The other main gameplay mode available at this time is the Arena, essentially a weekly leaderboard contest. The strongest three units from each of your 24-hour play sessions are saved here, and you choose one as a defender against other players and can use each of them for an attack up to three times. Earning points and placing in the higher ranks of the leaderboard brings some added consumable rewards at the end of the week.
There is also a Clan system that offers slightly more direct head-to-head competition, but unlike some other games it’s very difficult to get accepted to one. Clan sizes are small and seem to be entirely the province of “whales” paying to win and seriously grinding away at the game all day.

The “luck of the draw” element makes it simpler than other card battle options, but it’s also part of what makes it addictive and replayable as you strive to make do with what you’ve been dealt in a poker-esque manner. The game also doesn’t shove ads down your throat; it has its own little internal pop-up offers here and there, but third-party video ads are 100% optional to gain some additional gold, gems and Arena turns daily.
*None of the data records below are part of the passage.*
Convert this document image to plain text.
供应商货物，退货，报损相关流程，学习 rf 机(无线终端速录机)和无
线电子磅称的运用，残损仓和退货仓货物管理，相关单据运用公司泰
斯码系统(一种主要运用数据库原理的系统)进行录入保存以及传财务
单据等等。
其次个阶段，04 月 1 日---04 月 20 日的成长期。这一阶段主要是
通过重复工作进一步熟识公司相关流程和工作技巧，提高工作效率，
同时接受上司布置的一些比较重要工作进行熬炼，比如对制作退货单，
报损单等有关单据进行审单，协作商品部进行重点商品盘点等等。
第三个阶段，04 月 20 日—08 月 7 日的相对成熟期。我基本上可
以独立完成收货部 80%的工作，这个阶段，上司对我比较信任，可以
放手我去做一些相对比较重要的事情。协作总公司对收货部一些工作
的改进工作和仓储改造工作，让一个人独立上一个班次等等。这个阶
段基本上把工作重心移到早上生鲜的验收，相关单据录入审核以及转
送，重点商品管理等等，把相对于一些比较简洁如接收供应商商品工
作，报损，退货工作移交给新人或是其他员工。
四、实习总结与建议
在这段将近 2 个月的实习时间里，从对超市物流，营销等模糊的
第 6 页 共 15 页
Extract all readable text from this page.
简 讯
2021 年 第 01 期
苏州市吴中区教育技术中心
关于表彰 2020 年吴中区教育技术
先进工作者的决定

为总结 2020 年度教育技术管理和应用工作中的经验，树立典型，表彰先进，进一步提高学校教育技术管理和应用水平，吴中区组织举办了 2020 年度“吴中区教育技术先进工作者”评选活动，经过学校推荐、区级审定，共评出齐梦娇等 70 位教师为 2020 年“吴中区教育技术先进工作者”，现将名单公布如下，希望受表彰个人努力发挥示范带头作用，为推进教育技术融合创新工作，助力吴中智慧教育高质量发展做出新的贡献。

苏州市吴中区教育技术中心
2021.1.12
It’s also been sitting at a fairly respectful size of around 1 GB for me, it’s not one of those that starts out at under 1 GB from the app store but then quickly bloats itself with updates to like 20 GB.
The main appeal of the game is likely going to be making money off of GPT offers, at least in its early going, but it’s a solid choice if you want a mostly single-player card battler with zero time pressure. It also seems like a good entry point for getting your head around card battlers in general if you’re new, between the total self-pacing and the relatively simple rules and limited set of deck types that don’t really interact with each other in terms of building.